Глава IV, содержащая два письма в совершенно различном стиле
«Достопочтенный друг! Я уже извещал вас, что мне запрещено пользоваться водами, потому что, как показал опыт, они скорее усиливают, чем ослабляют симптомы моей болезни. Теперь сообщу вам известие, которое, я думаю, огорчит друзей моих больше, чем оно огорчило меня: доктор Гаррингтон и доктор Брьюстер[384] объявили мне, что нет никакой надежды на мое выздоровление. Я где-то читал, что великая польза философии заключается в том, что она учит умирать. Не хочу поэтому посрамлять свою специальность, удивляясь при получении урока, который мне давно должен быть известен. И все же, сказать правду, одна страница Евангелия преподает этот урок лучше, чем все книги древних или новых философов. Уверенность в будущей жизни, которой оно нас наполняет, служит более могущественной поддержкой здравому уму, чем все утешения, почерпаемые из необходимости законов природы, из тщеты наших наслаждений и пресыщения, к которому они приводят, и из всех вообще избитых фраз, хотя и способных научить умы наши стойко встречать мысль о смерти, но никогда не возвышающих нас до истинного презрения к смерти, а тем более до взгляда на нее как на подлинное благо. Я не хочу этим бросить всем, кто именует себя философом, ужасное обвинение в безбожии или хотя бы в полном отрицании бессмертия. Многие из философов, как древние, так и новые, открыли при помощи света разума некоторые надежды на будущую жизнь; но, правду сказать, свет этот был столь слабым и тусклым, а надежды — столь неверными и зыбкими, что нельзя решить с достоверностью, в какую же сторону склонялась их вера. Даже Платон объявляет в заключение своего «Федона»[385], что самые сильные его доводы придают его мнению лишь вероятность, а Цицерон как будто выражает скорее желание верить, чем действительно верит в бессмертие. Что же касается меня, то, признаться вам откровенно, я никогда серьезно в него не верил, пока не сделался всерьез христианином.
Вас, может быть, удивят мои последние слова, но смею вас уверить, что только с недавнего времени я вправе называть себя так.
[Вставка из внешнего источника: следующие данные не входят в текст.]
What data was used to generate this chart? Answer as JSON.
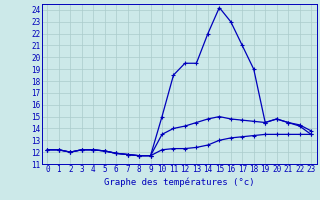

Разум мой был отравлен философской гордостью, и высочайшая мудрость казалась мне, как древним грекам, глупостью, но бог был так милостив, что вовремя открыл мне мое заблуждение и направил меня на путь истины, пока я еще не погрузился навеки в тьму кромешную. Однако я чувствую, что силы мои слабеют, и потому спешу перейти к главной цели настоящего письма. Мысленно обозревая свою прошедшую жизнь, я нахожу, что ничто не лежит таким камнем на моей совести, как несправедливость, учиненная этому несчастному юноше, вашему приемному сыну. Я не только смотрел сквозь пальцы на гнусные дела других, но и сам был к нему несправедлив. Поверьте, дорогой друг, словам умирающего — Джонса самым низким образом оклеветали. Что касается главного его преступления, за которое вы его изгнали, то я торжественно объявляю, что он не виноват и что вам представили дело в ложном свете. Когда все считали вас умирающим, только он один в целом доме чувствовал непритворное огорчение; причиной же случившегося с ним впоследствии была его бурная радость по поводу вашего выздоровления, а также, с прискорбием должен сказать, низость другого человека (умолчу его имя, потому что я желаю лишь оправдать невинного и не намерен никого обвинять). Поверьте, друг мой, у этого молодого человека благороднейшее сердце, он способен быть самым преданным другом, он неподкупно честен и наделен всеми лучшими качествами, которые служат украшением человека. Есть у него и недостатки, но к числу их ни в коем случае не принадлежит непочтительность или неблагодарность к вам. Напротив, я убежден. что. когда вы его выгнали из дому, он гораздо больше болел душой о вас, чем о себе.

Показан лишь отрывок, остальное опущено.